Diabetes Medications That Affect Genital Thrush
SGLT2 inhibitors, a widely prescribed class of diabetes medication, work by causing your kidneys to excrete excess sugar through your urine. The downside is that sugar-rich urine passing through the genital area creates a warm, glucose-rich environment where Candida thrives.
The numbers are striking. In pooled clinical trial data, roughly 10 to 11% of women taking canagliflozin developed genital yeast infections, compared to about 3% on placebo. Men were affected too: 3.7 to 4.2% versus 0.6% on placebo. Similar patterns appeared with other drugs in this class. Dapagliflozin caused genital infections in 4 to 6% of users versus under 1% on placebo, and empagliflozin showed rates of about 5% versus 1%.
One particularly revealing study tracked women who tested negative for vaginal Candida before starting treatment. After 12 weeks on canagliflozin, 31% tested positive for the fungus, compared to 14% of women taking a placebo or a different diabetes drug. About a quarter to a third of those who newly tested positive went on to develop symptoms.
Medications That Cause Dry Mouth
A less obvious but widespread cause of thrush is any medication that dries out your mouth. Saliva does more than keep your mouth comfortable. It contains antimicrobial proteins, maintains a pH that discourages fungal growth, and physically washes Candida off your oral surfaces. When saliva production drops, Candida gains a foothold.
The list of medications that cause dry mouth is long and includes many drugs people take every day:
- Antidepressants (particularly older tricyclics like amitriptyline)
- Antihistamines (both prescription and over-the-counter allergy medications)
- Anti-anxiety medications (benzodiazepines like alprazolam)
- Blood pressure medications (diuretics like hydrochlorothiazide)
- Decongestants (pseudoephedrine, phenylephrine)
- Pain medications (opioids like morphine)

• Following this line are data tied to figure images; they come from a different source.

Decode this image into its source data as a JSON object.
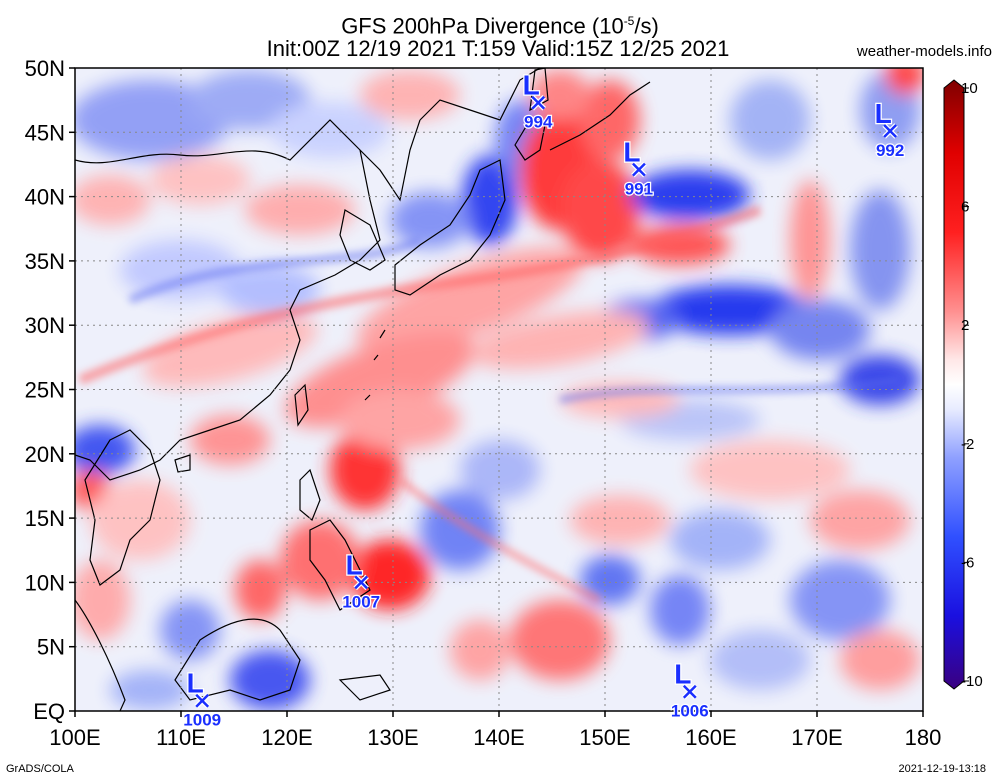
{
  "title": {
    "line1_prefix": "GFS 200hPa Divergence (10",
    "line1_exp": "-5",
    "line1_suffix": "/s)",
    "line2": "Init:00Z 12/19 2021 T:159 Valid:15Z 12/25 2021"
  },
  "site": "weather-models.info",
  "footer": {
    "left": "GrADS/COLA",
    "right": "2021-12-19-13:18"
  },
  "axes": {
    "lat_labels": [
      "50N",
      "45N",
      "40N",
      "35N",
      "30N",
      "25N",
      "20N",
      "15N",
      "10N",
      "5N",
      "EQ"
    ],
    "lon_labels": [
      "100E",
      "110E",
      "120E",
      "130E",
      "140E",
      "150E",
      "160E",
      "170E",
      "180"
    ],
    "lat_range": [
      0,
      50
    ],
    "lon_range": [
      100,
      180
    ],
    "grid": true
  },
  "colorbar": {
    "ticks": [
      "10",
      "6",
      "2",
      "-2",
      "-6",
      "-10"
    ],
    "range": [
      -10,
      10
    ],
    "colors": [
      "#3a0080",
      "#0000e0",
      "#3050ff",
      "#8fa0ff",
      "#ffffff",
      "#ff9090",
      "#ff2020",
      "#e00000",
      "#800000"
    ]
  },
  "lows": [
    {
      "pressure": "994",
      "lon": 143.7,
      "lat": 47.3
    },
    {
      "pressure": "991",
      "lon": 153.2,
      "lat": 42.1
    },
    {
      "pressure": "992",
      "lon": 176.9,
      "lat": 45.1
    },
    {
      "pressure": "1007",
      "lon": 127.0,
      "lat": 10.0
    },
    {
      "pressure": "1009",
      "lon": 112.0,
      "lat": 0.8
    },
    {
      "pressure": "1006",
      "lon": 158.0,
      "lat": 1.5
    }
  ],
  "low_symbol": "L",
  "colors": {
    "low_blue": "#1a2fff",
    "grid": "#888888",
    "coast": "#000000"
  }
}
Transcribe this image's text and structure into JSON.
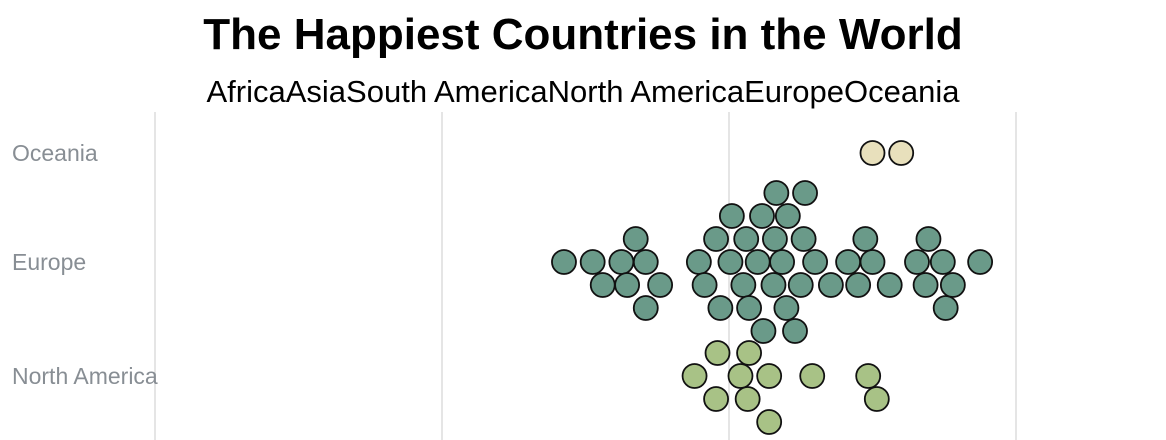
{
  "chart_data": {
    "type": "scatter",
    "title": "The Happiest Countries in the World",
    "legend": {
      "placement": "top",
      "entries": [
        "Africa",
        "Asia",
        "South America",
        "North America",
        "Europe",
        "Oceania"
      ]
    },
    "categories": [
      "Oceania",
      "Europe",
      "North America"
    ],
    "xlabel": "",
    "ylabel": "",
    "grid": true,
    "xgrid": [
      2,
      4,
      6,
      8
    ],
    "xlim": [
      1,
      9
    ],
    "colors": {
      "Oceania": "#e8e0bc",
      "Europe": "#6a9a89",
      "North America": "#a8c286",
      "Asia": "#d59f6a",
      "Africa": "#c96d5e",
      "South America": "#7fa6c4"
    },
    "series": [
      {
        "name": "Oceania",
        "values": [
          7.0,
          7.2
        ]
      },
      {
        "name": "Europe",
        "values": [
          4.85,
          5.05,
          5.12,
          5.25,
          5.29,
          5.35,
          5.42,
          5.42,
          5.52,
          5.79,
          5.83,
          5.91,
          5.94,
          6.01,
          6.02,
          6.1,
          6.12,
          6.14,
          6.2,
          6.23,
          6.24,
          6.31,
          6.32,
          6.33,
          6.37,
          6.41,
          6.4,
          6.46,
          6.5,
          6.52,
          6.53,
          6.6,
          6.71,
          6.83,
          6.9,
          6.95,
          7.0,
          7.12,
          7.31,
          7.39,
          7.37,
          7.49,
          7.51,
          7.56,
          7.75
        ]
      },
      {
        "name": "North America",
        "values": [
          5.76,
          5.91,
          5.92,
          6.08,
          6.13,
          6.14,
          6.28,
          6.28,
          6.58,
          6.97,
          7.03
        ]
      }
    ]
  }
}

- Bronchodilators (rescue inhalers like albuterol)
- Muscle relaxants
Many people take several of these simultaneously, and the drying effects stack. If you’re on two or three medications from this list and notice your mouth feels persistently dry and sticky, or your tongue appears smooth or cracked, you’re at elevated risk for oral thrush. Staying well hydrated, using saliva substitutes, and maintaining good oral hygiene can help offset the effect.
Why Some People Are More Vulnerable
Medications rarely cause thrush in isolation. The risk is cumulative, meaning each additional factor makes an infection more likely. Someone taking a short course of antibiotics while otherwise healthy may never develop symptoms. But the same antibiotic in someone who also wears dentures, has diabetes, or is taking a steroid inhaler could easily tip the balance toward an overgrowth.
Age matters too. Very young children and older adults are more susceptible. People who are hospitalized, receiving nutrition through an IV, or already immunocompromised from conditions like HIV face the highest risk. If you’re taking any of the medications described above and notice white patches in your mouth, a cottony feeling on your tongue, redness at the corners of your lips, or unusual genital itching and discharge, those are the typical signs that Candida has gotten the upper hand.